Die Union will in den Koalitionsverhandlungen offenbar eine Rückkehr zur Atomkraft durchsetzen. Dies geht aus dem Ergebnispapier der Arbeitsgruppe „Klima und Energie“ hervor, das am Dienstagabend öffentlich wurde. Jedoch ist der entsprechende Abschnitt in Klammern gesetzt. Zwischen den Verhandlern besteht in dem Punkt also Uneinigkeit.
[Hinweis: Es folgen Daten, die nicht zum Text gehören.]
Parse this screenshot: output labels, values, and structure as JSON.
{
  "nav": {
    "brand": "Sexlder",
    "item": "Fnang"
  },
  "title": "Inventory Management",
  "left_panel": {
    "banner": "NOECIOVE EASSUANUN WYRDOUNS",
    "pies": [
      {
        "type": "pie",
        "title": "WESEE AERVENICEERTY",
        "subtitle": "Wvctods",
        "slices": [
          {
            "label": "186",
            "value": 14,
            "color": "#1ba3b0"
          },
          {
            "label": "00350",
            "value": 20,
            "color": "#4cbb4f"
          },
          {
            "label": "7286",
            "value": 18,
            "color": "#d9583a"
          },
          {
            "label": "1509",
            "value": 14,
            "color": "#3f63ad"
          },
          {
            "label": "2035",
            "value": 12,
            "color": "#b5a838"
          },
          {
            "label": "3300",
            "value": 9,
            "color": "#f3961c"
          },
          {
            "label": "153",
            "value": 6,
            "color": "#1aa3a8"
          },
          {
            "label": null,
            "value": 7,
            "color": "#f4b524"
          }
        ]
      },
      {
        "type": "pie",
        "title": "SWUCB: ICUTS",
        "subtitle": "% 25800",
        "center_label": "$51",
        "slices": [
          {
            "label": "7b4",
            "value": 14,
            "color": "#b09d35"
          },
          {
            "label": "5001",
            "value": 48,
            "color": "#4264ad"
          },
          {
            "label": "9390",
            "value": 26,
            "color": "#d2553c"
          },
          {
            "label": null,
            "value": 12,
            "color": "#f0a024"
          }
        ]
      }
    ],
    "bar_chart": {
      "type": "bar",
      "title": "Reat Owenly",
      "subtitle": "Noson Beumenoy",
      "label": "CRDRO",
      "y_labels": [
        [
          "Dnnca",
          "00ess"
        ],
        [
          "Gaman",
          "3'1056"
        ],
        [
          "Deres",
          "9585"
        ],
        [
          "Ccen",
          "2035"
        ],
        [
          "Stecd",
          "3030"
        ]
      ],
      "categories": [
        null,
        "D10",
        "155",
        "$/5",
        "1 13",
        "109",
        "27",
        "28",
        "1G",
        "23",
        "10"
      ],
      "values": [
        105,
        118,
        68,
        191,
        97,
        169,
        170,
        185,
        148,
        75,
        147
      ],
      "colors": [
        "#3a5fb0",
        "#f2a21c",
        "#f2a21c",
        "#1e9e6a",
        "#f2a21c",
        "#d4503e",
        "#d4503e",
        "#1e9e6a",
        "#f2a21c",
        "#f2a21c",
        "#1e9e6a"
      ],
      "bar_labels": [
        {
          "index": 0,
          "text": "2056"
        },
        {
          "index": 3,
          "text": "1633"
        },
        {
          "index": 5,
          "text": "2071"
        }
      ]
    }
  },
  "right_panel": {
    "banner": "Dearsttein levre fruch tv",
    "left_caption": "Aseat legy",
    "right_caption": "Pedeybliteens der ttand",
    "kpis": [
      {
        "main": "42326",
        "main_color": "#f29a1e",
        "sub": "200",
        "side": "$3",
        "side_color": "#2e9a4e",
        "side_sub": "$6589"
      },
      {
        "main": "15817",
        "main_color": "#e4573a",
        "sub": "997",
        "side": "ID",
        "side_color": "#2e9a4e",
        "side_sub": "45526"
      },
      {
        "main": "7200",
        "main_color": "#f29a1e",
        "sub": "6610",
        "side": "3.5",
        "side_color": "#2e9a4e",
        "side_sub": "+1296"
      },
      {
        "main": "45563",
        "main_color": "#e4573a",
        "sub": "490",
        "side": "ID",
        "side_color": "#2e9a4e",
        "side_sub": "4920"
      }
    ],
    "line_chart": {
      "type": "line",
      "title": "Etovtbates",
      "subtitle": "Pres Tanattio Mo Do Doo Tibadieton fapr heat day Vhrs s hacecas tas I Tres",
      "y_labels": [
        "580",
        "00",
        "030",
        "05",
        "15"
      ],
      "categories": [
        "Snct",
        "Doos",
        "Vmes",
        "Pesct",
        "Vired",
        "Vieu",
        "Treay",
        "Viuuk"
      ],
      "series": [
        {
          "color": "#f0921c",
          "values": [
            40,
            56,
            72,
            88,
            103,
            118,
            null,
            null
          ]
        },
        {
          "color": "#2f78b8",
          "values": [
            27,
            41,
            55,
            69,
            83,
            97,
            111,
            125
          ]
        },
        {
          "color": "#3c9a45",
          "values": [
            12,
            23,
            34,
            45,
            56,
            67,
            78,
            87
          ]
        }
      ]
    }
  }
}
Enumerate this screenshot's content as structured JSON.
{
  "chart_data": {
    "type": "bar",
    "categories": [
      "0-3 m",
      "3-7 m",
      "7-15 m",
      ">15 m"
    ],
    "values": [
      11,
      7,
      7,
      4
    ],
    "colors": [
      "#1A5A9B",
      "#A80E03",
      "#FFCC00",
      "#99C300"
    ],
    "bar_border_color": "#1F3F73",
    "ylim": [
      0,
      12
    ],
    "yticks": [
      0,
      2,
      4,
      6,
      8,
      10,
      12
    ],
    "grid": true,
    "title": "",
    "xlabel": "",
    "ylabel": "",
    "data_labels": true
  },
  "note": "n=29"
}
Konkret heißt es in dem Papier, dass man prüfen wolle, ob „angesichts des jeweiligen Rückbaustadiums eine Wiederaufnahme des Betriebs der zuletzt abgeschalteten Kernkraftwerke unter vertretbarem technischem und finanziellem Aufwand noch möglich ist“.
Druck erfahren Friedrich Merz sowie CSU-Chef Markus Söder dabei auch aus der Belegschaft des abgeschalteten und sich im Abbau befindlichen Atomkraftwerks Isar 2. Isar 2 war einer der leistungsstärksten Kernreaktoren Deutschlands und erreichte mehrfach internationale Produktionsrekorde. Wegen des raschen Rückbaus des Atomkraftwerks wandten sich auch Teile der Belegschaft kürzlich mit einem Schreiben an Ministerpräsident Markus Söder, wie der Cicero berichtet.
In ihrem Appell, der dem Cicero vorliegt, fordern Mitarbeiter: „Bitte setzen Sie auf Landesebene im Eilverfahren die 1. SAG [Stilllegungs- und Abbaugenehmigung] für Isar 2 temporär aus, Handlungsmöglichkeiten hierfür gibt es hinreichend genug.“ Zudem sei man bereit zur Wiederaufnahme des Betriebs: „Auch wenn unser Konzern nach außen hin einen Weiterbetrieb derzeit nicht unterstützt, so sind die Mitarbeiter vor Ort hochmotiviert, diese Anlage unter Einhaltung aller Regelwerke so schnell wie möglich wieder ans Netz zu bringen.“
Das Schreiben endet mit der Forderung: „Stoppen Sie sofort die Rückbautätigkeiten in Isar 2 durch Ihr bayerisches Staatsministerium für Umwelt und Verbraucherschutz! Setzen Sie in den folgenden Koalitionsverhandlungen den Wiedereinstieg in die Kernenergie durch.“ Und weiter: „Erst hierdurch ist ein wirklicher Politikwechsel spürbar und der notwendige Impuls für die Wirtschaft für alle weithin sichtbar.“
Ob die Atomkraft in Deutschland tatsächlich ein Comeback feiern wird, wird ganz wesentlich von Markus Söder und Friedrich Merz abhängen. Noch im August 2022 besuchten beide das Atomkraftwerk in der Nähe von Landshut und plädierten für die Abkehr vom unter der Ampel endgültig vollzogenen Atomausstieg. Ob Söder und Merz an ihren Versprechen tatsächlich festhalten, ist angesichts der bisherigen Verhandlungsergebnisse aber zumindest fraglich.